The event type to listen for. This will listen for subclasses of this type additionally.

predicate

A function taking the event as the single parameter. This should return True if the event is one you want to return, or False if the event should not be returned. If left as None (the default), then the first matching event type that the bot receives (or any subtype) will be the one returned.

timeouttyping.Union[float, int, None]

The amount of time to wait before raising an asyncio.TimeoutError and giving up instead. This is measured in seconds. If None, then no timeout will be waited for (no timeout can result in “leaking” of coroutines that never complete if called in an uncontrolled way, so is not recommended).

Returns:
hikari.events.base_events.Event

The event that was provided.

Raises:
asyncio.TimeoutError

If the timeout is not None and is reached before an event is received that the predicate returns True for.

class hikari.api.event_manager.EventStream[source]#

Bases: hikari.iterators.LazyIterator[hikari.events.base_events.EventT], abc.ABC

A base abstract class for all event streamers.

Unlike hikari.iterators.LazyIterator (which this extends), an event streamer must be started and closed.

See also

LazyIterator

hikari.iterators.LazyIterator.

Examples

A streamer may either be started and closed using with syntax where EventStream.open and EventStream.close are implicitly called based on context.

with EventStream(app, EventType, timeout=50) as stream:
    async for entry in stream:
        ...

A streamer may also be directly started and closed using the EventStream.close and EventStream.open. Note that if you don’t call EventStream.close after opening a streamer when you’re finished with it then it may queue events events in memory indefinitely.

stream = EventStream(app, EventType, timeout=50)
await stream.open()
async for event in stream:
    ...

await stream.close()
abstract close()[source]#

Mark this streamer as closed to stop it from queueing and receiving events.

If called on an already closed streamer then this will do nothing.

Note

with streamer may be used as a short-cut for opening and closing a streamer.

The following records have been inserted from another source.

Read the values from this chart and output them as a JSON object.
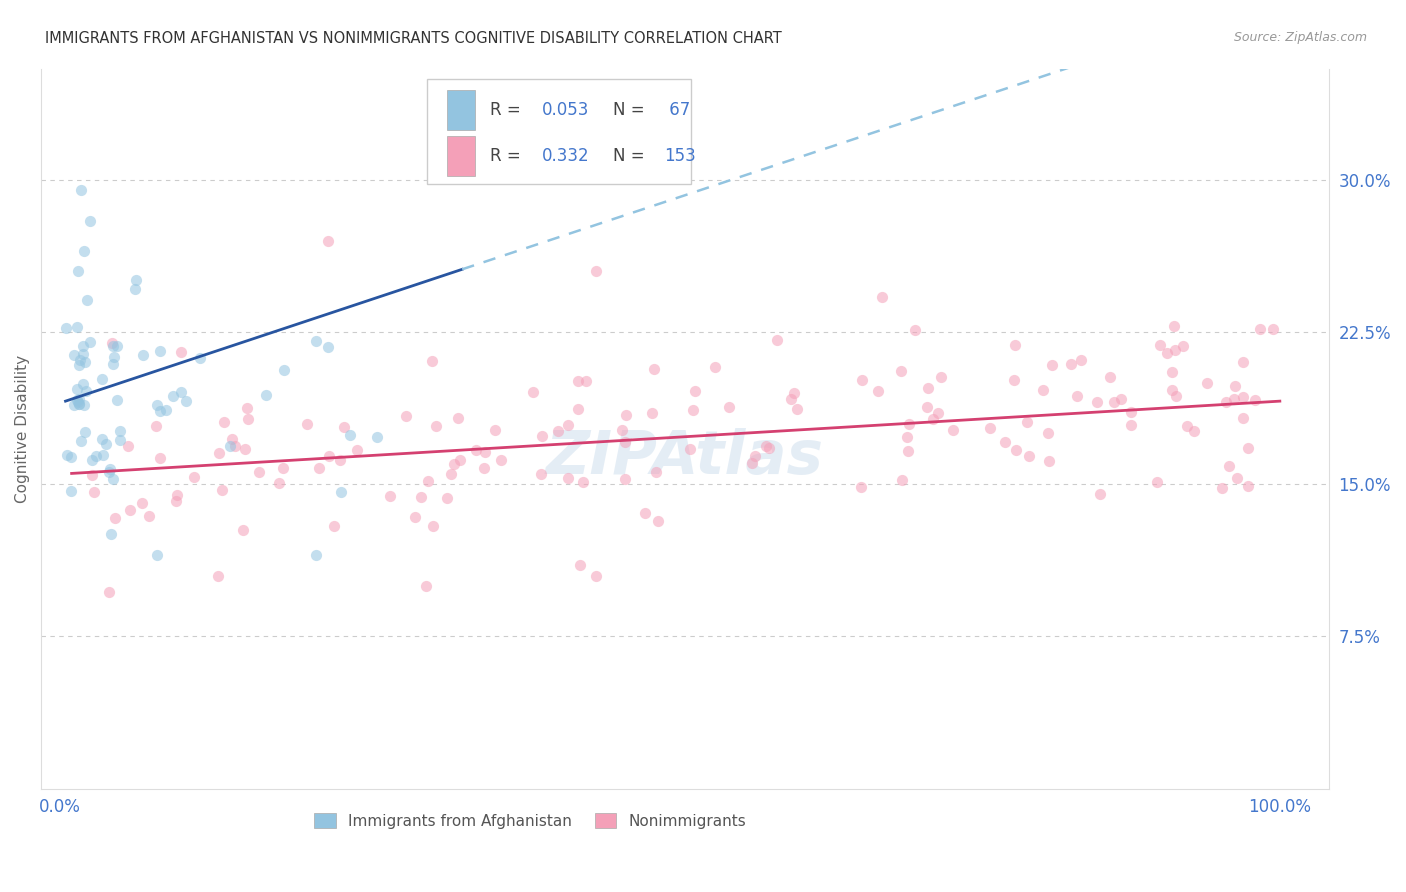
{
  "title": "IMMIGRANTS FROM AFGHANISTAN VS NONIMMIGRANTS COGNITIVE DISABILITY CORRELATION CHART",
  "source": "Source: ZipAtlas.com",
  "ylabel": "Cognitive Disability",
  "right_yticks": [
    "30.0%",
    "22.5%",
    "15.0%",
    "7.5%"
  ],
  "right_ytick_vals": [
    0.3,
    0.225,
    0.15,
    0.075
  ],
  "blue_color": "#93C4E0",
  "pink_color": "#F4A0B8",
  "blue_line_color": "#2855A0",
  "pink_line_color": "#D44070",
  "blue_dashed_color": "#93C4E0",
  "title_color": "#333333",
  "source_color": "#999999",
  "axis_label_color": "#4477CC",
  "legend_value_color": "#4477CC",
  "ylabel_color": "#666666",
  "background_color": "#ffffff",
  "grid_color": "#cccccc",
  "scatter_alpha": 0.55,
  "scatter_size": 65,
  "legend_box_color": "#ffffff",
  "legend_box_edge": "#cccccc"
}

abstract filter(*predicates, **attrs)[source]#

Filter the items by one or more conditions.

Each condition is treated as a predicate, being called with each item that this iterator would return when it is requested.

All conditions must evaluate to True for the item to be returned. If this is not met, then the item is discarded and ignored, the next matching item will be returned instead, if there is one.

Parameters:
*predicatestyping.Union[typing.Callable[[ValueT], bool], typing.Tuple[str, typing.Any]]

Predicates to invoke. These are functions that take a value and return True if it is of interest, or False otherwise. These may instead include 2-tuple objects consisting of a str attribute name (nested attributes are referred to using the . operator), and values to compare for equality. This allows you to specify conditions such as members.filter(("user.bot", True)).

**attrstyping.Any

Alternative to passing 2-tuples. Cannot specify nested attributes using this method.

Returns:
EventStream[ValueT]

The current stream with the new filter applied.

abstract open()[source]#

Mark this streamer as opened to let it start receiving and queueing events.

If called on an already started streamer then this will do nothing.

Note

with streamer may be used as a short-cut for opening and closing a stream.